Is depreciation of real estate a good approach for property investors to lower their taxes?

By Bricksnwall | 2025-11-01

Is depreciation of real estate a good approach for property investors to lower their taxes?


The IT Act lets you write off the value of real estate over time. For example, you can write off 5% of the value of an apartment, 10% of the value of a commercial building, and 40% of the value of a temporary or special-purpose structure.

 

A doctor named Meera Soni, who is 35 years old, owns a two-story building in Pune. She lives on the top floor and runs her clinic on the bottom floor. The property is worth ₹80 lakh, not including the land value. The Income Tax Act lets her claim depreciation on half of the property at 5% per year because she uses it for business. This means that she can take ₹2 lakh (10% of ₹40 lakh) off of her taxable professional income, which lowers the amount of tax she has to pay for the year.

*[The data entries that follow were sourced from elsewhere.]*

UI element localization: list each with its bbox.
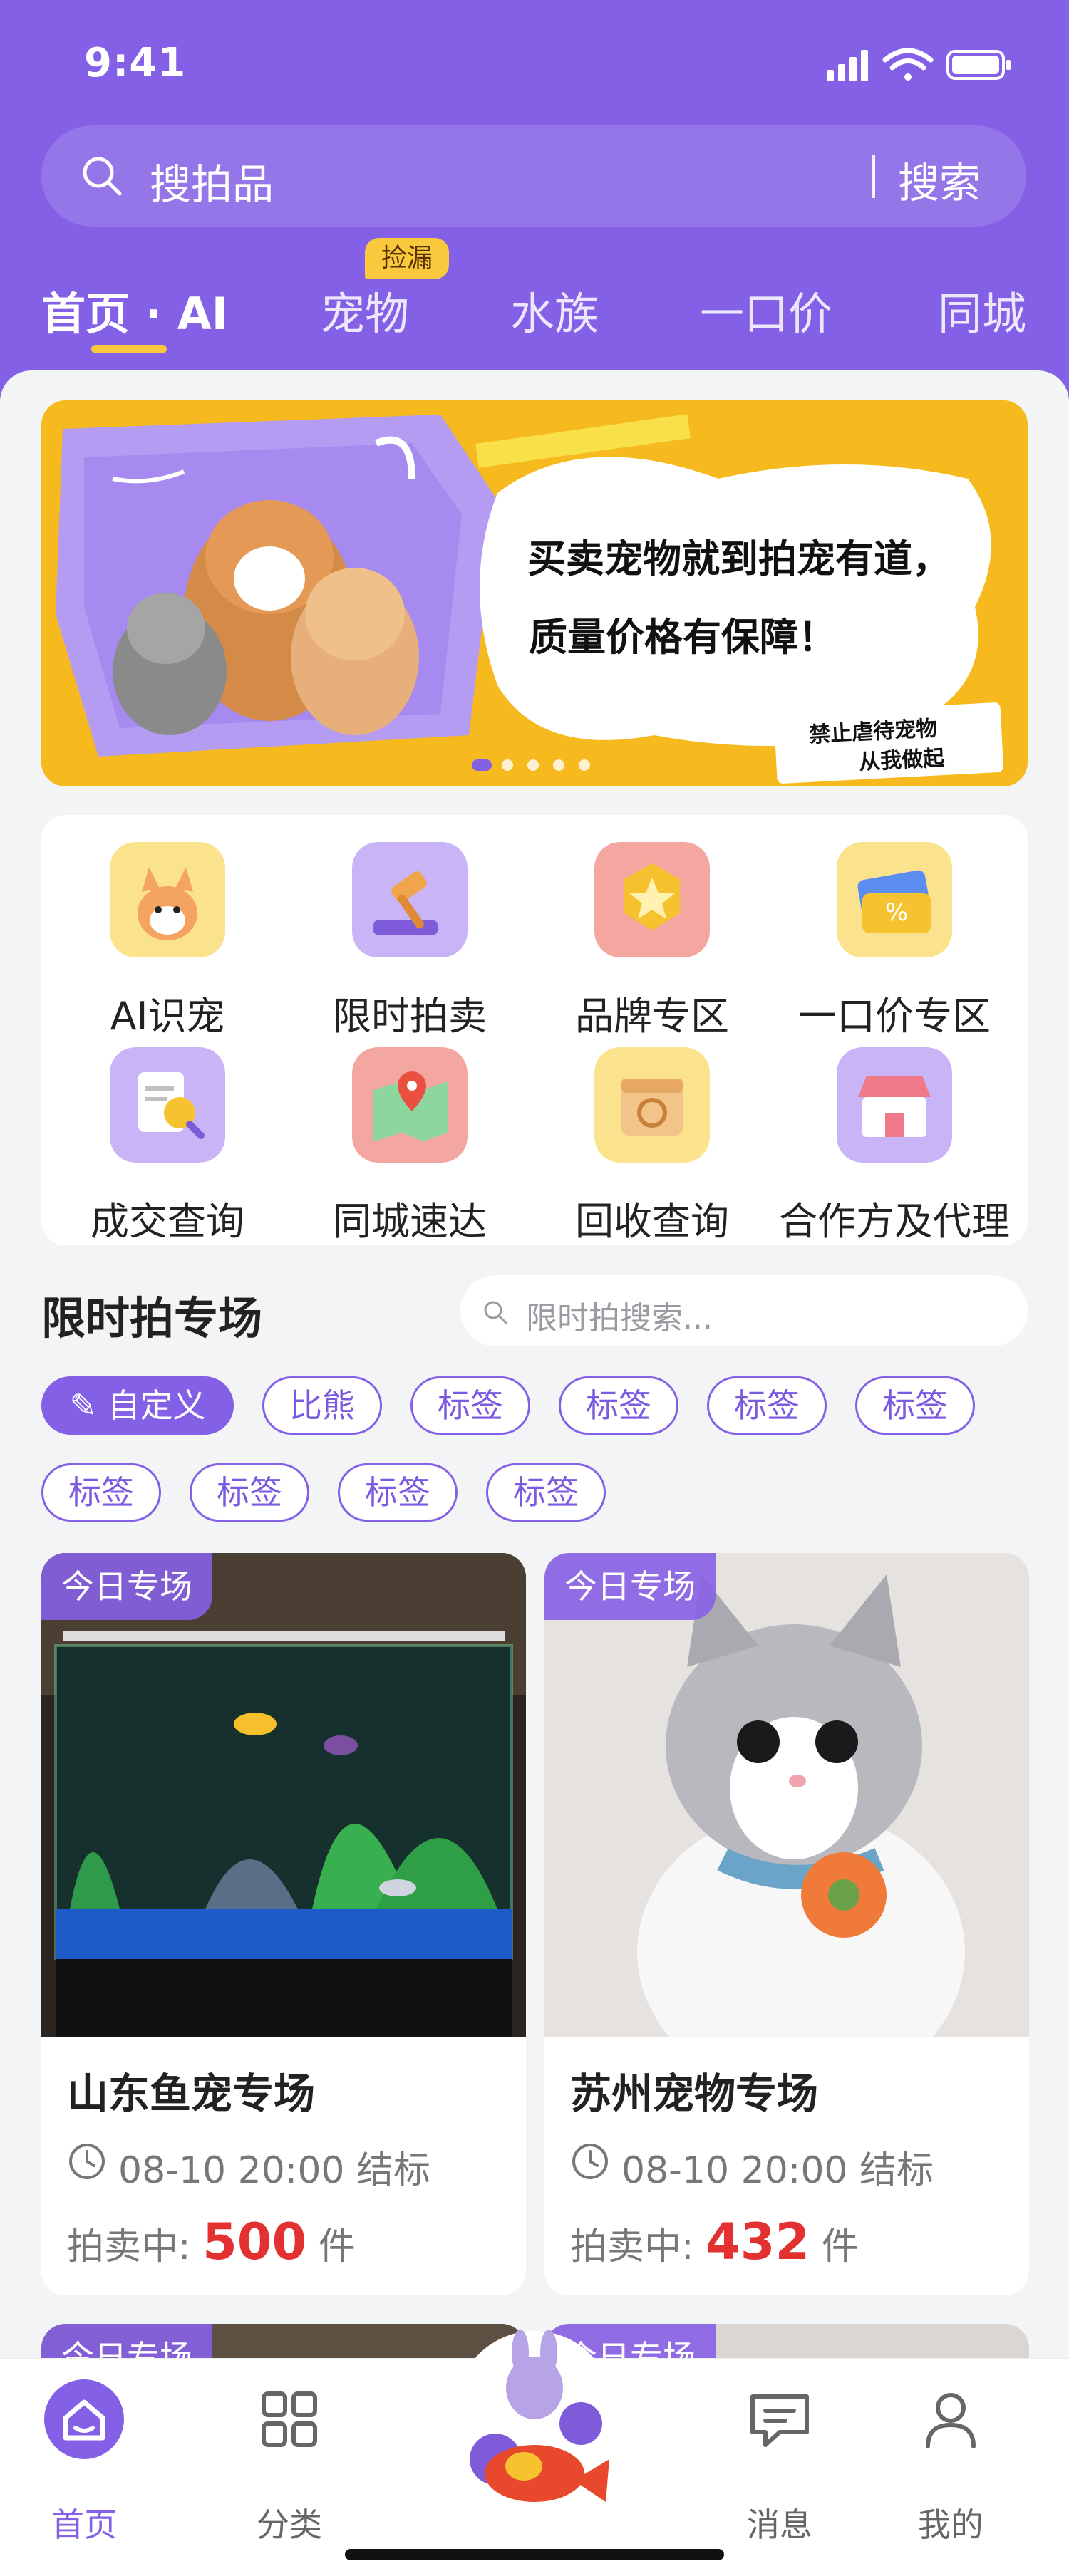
coupon-icon: %	[837, 842, 952, 957]
recycle-box-icon	[594, 1047, 710, 1163]
edit-icon: ✎	[69, 1386, 108, 1425]
card-status: 拍卖中: 500 件	[67, 2213, 356, 2271]
chip-tag[interactable]: 比熊	[262, 1376, 382, 1435]
tab-local[interactable]: 同城	[938, 278, 1026, 342]
banner-subheadline: 质量价格有保障！	[529, 615, 837, 660]
card-title: 苏州宠物专场	[570, 2069, 819, 2118]
aquarium-image	[41, 1553, 526, 2037]
chip-tag[interactable]: 标签	[855, 1376, 975, 1435]
home-icon	[44, 2379, 124, 2459]
chip-tag[interactable]: 标签	[190, 1463, 309, 1522]
nav-item-home[interactable]: 首页	[6, 2379, 162, 2544]
tab-aquatic[interactable]: 水族	[510, 278, 599, 342]
search-document-icon	[110, 1047, 225, 1163]
auction-card[interactable]: 今日专场 山东鱼宠专场 08-10 20:00 结标 拍卖中: 500 件	[41, 1553, 526, 2295]
map-pin-icon	[352, 1047, 468, 1163]
grid-item-partners[interactable]: 合作方及代理	[777, 1047, 1012, 1244]
search-divider	[872, 155, 875, 198]
chip-tag[interactable]: 标签	[41, 1463, 161, 1522]
chip-tag[interactable]: 标签	[410, 1376, 530, 1435]
puppy-icon	[110, 842, 225, 957]
carousel-dot-active[interactable]	[472, 759, 492, 771]
section-title: 限时拍专场	[41, 1292, 263, 1344]
nav-item-category[interactable]: 分类	[211, 2379, 368, 2544]
search-icon	[83, 157, 122, 196]
shop-icon	[837, 1047, 952, 1163]
grid-item-deal-query[interactable]: 成交查询	[50, 1047, 285, 1244]
banner-headline: 买卖宠物就到拍宠有道，	[527, 536, 951, 581]
tab-active-indicator	[91, 345, 167, 353]
nav-item-profile[interactable]: 我的	[872, 2379, 1029, 2544]
grid-item-fixed-price[interactable]: % 一口价专区	[777, 842, 1012, 1039]
chip-tag[interactable]: 标签	[338, 1463, 458, 1522]
tab-fixed-price[interactable]: 一口价	[700, 278, 832, 342]
nav-item-messages[interactable]: 消息	[701, 2379, 858, 2544]
status-time: 9:41	[84, 40, 187, 86]
battery-icon	[946, 50, 1011, 80]
clock-icon	[572, 2144, 608, 2179]
chip-tag[interactable]: 标签	[559, 1376, 678, 1435]
card-end-time: 08-10 20:00 结标	[621, 2149, 934, 2192]
card-status: 拍卖中: 432 件	[570, 2213, 859, 2271]
section-search-input[interactable]: 限时拍搜索...	[526, 1292, 713, 1338]
signal-icon	[827, 50, 868, 81]
card-count: 432	[706, 2213, 810, 2271]
tab-home-ai[interactable]: 首页 · AI	[41, 278, 228, 342]
tab-pets[interactable]: 宠物	[321, 278, 409, 342]
card-tag: 今日专场	[544, 1553, 716, 1620]
chip-tag[interactable]: 标签	[486, 1463, 606, 1522]
gavel-icon	[352, 842, 468, 957]
card-tag: 今日专场	[41, 1553, 212, 1620]
grid-item-ai-identify[interactable]: AI识宠	[50, 842, 285, 1039]
auction-card[interactable]: 今日专场 苏州宠物专场 08-10 20:00 结标 拍卖中: 432 件	[544, 1553, 1029, 2295]
mascot-logo[interactable]	[445, 2324, 624, 2530]
svg-text:%: %	[885, 898, 908, 927]
status-icons	[827, 48, 1011, 81]
carousel-dot[interactable]	[502, 759, 513, 771]
carousel-dot[interactable]	[579, 759, 590, 771]
clock-icon	[69, 2144, 105, 2179]
grid-item-auction[interactable]: 限时拍卖	[292, 842, 527, 1039]
grid-item-local-delivery[interactable]: 同城速达	[292, 1047, 527, 1244]
home-indicator	[345, 2549, 724, 2560]
grid-item-recycle-query[interactable]: 回收查询	[534, 1047, 770, 1244]
chat-icon	[750, 2394, 809, 2447]
search-button[interactable]: 搜索	[898, 150, 981, 209]
chip-custom[interactable]: ✎ 自定义	[41, 1376, 234, 1435]
search-icon	[484, 1301, 507, 1324]
card-end-time: 08-10 20:00 结标	[118, 2149, 431, 2192]
kitten-image	[544, 1553, 1029, 2037]
grid-icon	[262, 2391, 317, 2447]
carousel-dot[interactable]	[553, 759, 564, 771]
banner-slogan-line-2: 从我做起	[858, 745, 946, 776]
carousel-dot[interactable]	[527, 759, 539, 771]
search-input[interactable]: 搜拍品	[150, 151, 274, 211]
tab-badge: 捡漏	[365, 238, 449, 279]
user-icon	[926, 2393, 976, 2448]
chip-tag[interactable]: 标签	[707, 1376, 827, 1435]
wifi-icon	[882, 48, 934, 80]
card-count: 500	[202, 2213, 307, 2271]
card-title: 山东鱼宠专场	[67, 2069, 316, 2118]
star-badge-icon	[594, 842, 710, 957]
grid-item-brand-zone[interactable]: 品牌专区	[534, 842, 770, 1039]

Both homes and businesses can get tax advantages


Real estate depreciation acts as a tax shield because it lets investors deduct the decline in value of their property from their taxable income. The Income Tax Act in India lets people pay different rates, like 5% for homes, 10% for businesses, and about 40% for buildings that are only used for a short time or for a specific purpose. Niresh Maheshwari, a chartered accountant and director at Wealth Wisdom India, an investment management organization, states, "This lowers the investor's tax burden by lowering taxable profits."


If you use a home or business property for work or business, you can deduct its depreciation. "Depreciation can only be claimed for the part of the property that is used for business and the part that is used for personal use." "Sherry Goyal, an Associate Partner at DMD Advocates, a law firm, says that you can only claim depreciation up to the useful life of the asset."


For instance, lawyers, doctors, and chartered accountants can use their homes as offices and then claim depreciation on those homes.

 

If at least two-thirds (66.66%) of a property's total built-up area is used for residential purposes, it is considered residential. But hotels and boarding houses don't count as residential buildings. Soni's house doesn't satisfy the 66.66% threshold for residential categorization, thus the ground-floor clinic is considered a commercial property for tax reasons. This means she can claim 10% depreciation on the ₹40 lakh business part.

 

Himanshu Sinha, a partner in the tax practice at the law company Trilegal, says, "Any fittings and fixtures can lose 10% of their value, and some other things, like computers, laptops, and software, can lose 40% of their value." You can only depreciate furniture and fixtures if you utilize them for business or work.


The tax trade-off: a lower annual tax in exchange for bigger capital gains


From a tax point of view, the value of a business property goes down over time, and the depreciation claimed each year lowers taxable income. But when the property is sold, this depreciation changes how capital gains are calculated.

 

"Section 50 of the Income Tax Act says that any profit from selling a depreciable asset, like a commercial building, is considered a short-term capital gain (STCG), no matter how long you own it." Maheshwari explains, "This is because the depreciation claimed over the years lowers the property's written-down value (WDV), which makes the gain on sale higher."


Things to avoid


Some common faults are not keeping accurate records of the purchase and use of assets and not claiming depreciation on leased assets (the Supreme Court in the case of Mysore Minerals looks at actual use and beneficial ownership instead of legal title).

 

Goyal says, "Not including the cost of land when figuring out depreciation and not claiming depreciation based on how much you use it for business purposes are also mistakes to avoid."